Deadpool est un film de super-héro qui s’assume, dès le début, comme une contradiction : un tueur qui n’est pas réellement un héro, un film vulgaire où l’amour est moins la motivation première que énormément de sexe, des alliés à peine amis et des amis à peine alliés, le tout saupoudré de quelques incohérences à l’univers X-Men dont le film est issu.
Deadpool joue et jongle avec une certaine adresse sur le 4e mur continuellement brisé, en hommage au pouvoir de son équivalent comics, permettant une forme de renouveau pour ce film.

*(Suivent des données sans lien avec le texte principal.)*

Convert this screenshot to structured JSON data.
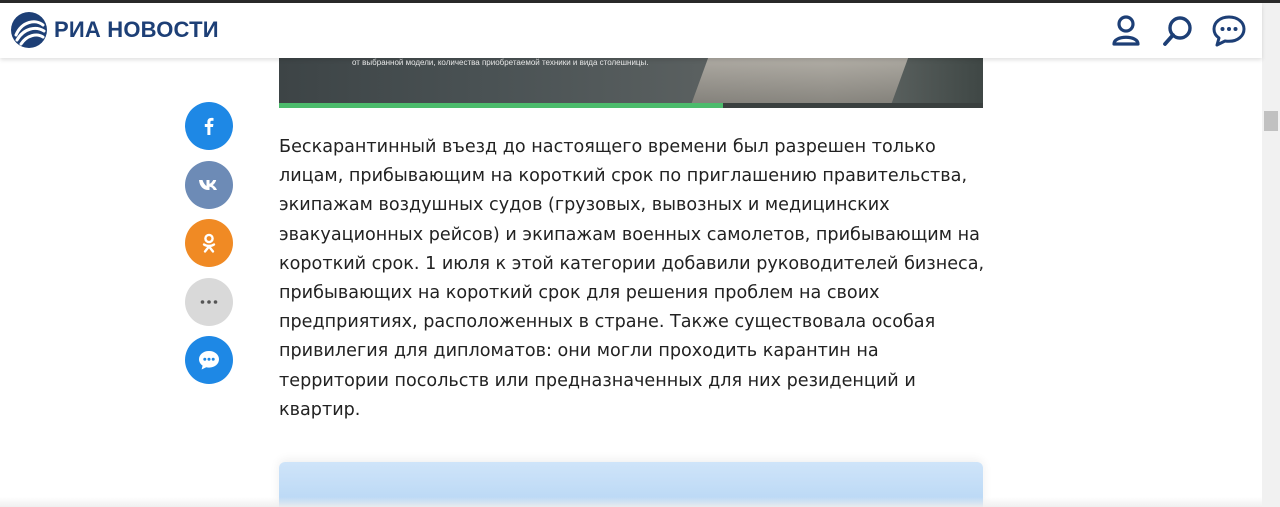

Le film est bourré d’adrénaline, plein d’actions spectaculaires qui lorgnent parfois même vers la bêtise (les capacités de combats des différents personnages ne sont pas expliquées, le choix de Wade Wilson comme cobaye non plus), et même si le spectateur va devoir tenter de recoller les bouts, on aurait aimé chercher plus de cohérence (Wade serait simplement déjà un mutant aux super réflexes comme dans Wolverine, les mutations en seraient des secondes).
Le film ne s’embarrasse pas trop d’un univers cohérent, mais cherche plutôt à vaguement justifier l’action et la violence.
On notera un humour réel, des punchlines bien écrites et, disons le, un Ryan Reynolds qui sauve sa carrière. Dynamique au possible, le film manque d’une certaine envergure de fond pour être vraiment très bon.
Le manque de lien avec l’univers X-Men au hasard, ce sentiment un peu au rabais, les personnages peu construits et souvent mal faits. Bref, le sentiment que la Fox n’y croyait pas vraiment et n’a pas donné les moyens à Deadpool de briller autant qu’il le pouvait.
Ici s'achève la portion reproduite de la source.